After reading a lot of posts on here, I realize that I'm not alone, and I am grateful for all of that. I also starting thinking back on my childhood, and what I remember, and what I don't. I really do not remember a whole lot, although most of what I do remember is good. I know my mother loves me, she never once made it apparent that she didn't. I have 3 memories in particular of her drinking when I was very young. One was me telling her that her breath smelled bad while she was tucking me in, and her telling me that I smell bad... another was when I woke up in the middle of the night to use the bathroom and my bedroom door was locked with a chair holding it closed on the other side, and another was when I tried to sneak a sip of soda while she was in the bathroom, I loved soda but couldn't have it everyday and this soda tasted awful! I realize now that it had to be the vodka that was in it.

She didn't admit she was an alcoholic until I was 17. I'm almost certain that if her 2 sisters didn't bust in the house one day when I said that I found a bottle of vodka under her pillow, she wouldn't have admitted it.
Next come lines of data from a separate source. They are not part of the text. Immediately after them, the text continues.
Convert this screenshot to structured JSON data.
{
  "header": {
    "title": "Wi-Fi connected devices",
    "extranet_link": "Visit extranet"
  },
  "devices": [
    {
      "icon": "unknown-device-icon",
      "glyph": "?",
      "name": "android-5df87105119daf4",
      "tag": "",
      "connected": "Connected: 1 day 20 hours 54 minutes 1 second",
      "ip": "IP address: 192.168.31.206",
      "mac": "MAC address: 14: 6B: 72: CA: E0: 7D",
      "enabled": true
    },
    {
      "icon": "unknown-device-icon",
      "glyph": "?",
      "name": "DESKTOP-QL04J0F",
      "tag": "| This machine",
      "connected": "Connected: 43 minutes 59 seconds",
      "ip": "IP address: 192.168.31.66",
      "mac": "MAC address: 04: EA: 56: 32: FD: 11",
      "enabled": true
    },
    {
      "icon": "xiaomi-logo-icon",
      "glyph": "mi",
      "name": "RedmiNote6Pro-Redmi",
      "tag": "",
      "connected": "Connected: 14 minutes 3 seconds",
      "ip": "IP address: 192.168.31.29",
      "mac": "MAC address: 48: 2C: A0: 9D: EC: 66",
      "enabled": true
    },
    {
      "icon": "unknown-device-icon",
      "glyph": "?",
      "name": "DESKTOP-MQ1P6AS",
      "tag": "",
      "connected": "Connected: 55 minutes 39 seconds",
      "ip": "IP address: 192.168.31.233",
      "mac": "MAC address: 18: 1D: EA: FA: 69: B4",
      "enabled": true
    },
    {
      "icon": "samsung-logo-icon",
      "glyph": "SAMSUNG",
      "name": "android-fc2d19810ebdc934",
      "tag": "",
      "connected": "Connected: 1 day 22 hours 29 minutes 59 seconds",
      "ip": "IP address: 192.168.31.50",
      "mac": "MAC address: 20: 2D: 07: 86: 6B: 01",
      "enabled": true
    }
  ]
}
It took her 4 years to get sober from that point. She was in 5 rehabs and detox more times than you can imagine. She finally hit rock bottom one Christmas when she was living in the woods in 20 degree weather. She got help. She got sober. I decided that maybe us living together would be something good. About 4 months ago she started drinking again. I knew she was drinking because of the condition of the house and the fact that it smelled like a vodka brewery in there. She used up the security deposit without me knowing, and drank it all. I found 17 empty bottles of vodka within 10-12 days. It was hearbreaking. I brought her to the hospital 3 times within the past month and this last time I brought her there, waited for her to pass out and then left. I still feel horrible about this. She called me the next day to pick her up and I said NO. Probably the healthiest thing I have done since I'm 12. I'm at a loss here, I did not consider myself an angry person until I read some posts here and could relate to so much! That and the 13 characteristics listed in here really hit me hard. I don't relate to all 13, but a good 10 of them are things I experience on a daily basis.

Are all of those characteristics defense mechanisms??

Anyway, I needed that venting session! I write in a journal all the time, and I have a few best friends that would do the world for me if I asked, but it's just not the same. They aren't going through the heartache that I am and they can't relate.

Thanks for listening...errr reading this. Some extra positive reinforcement would be greatly appreciated, but I understand if you're all too busy.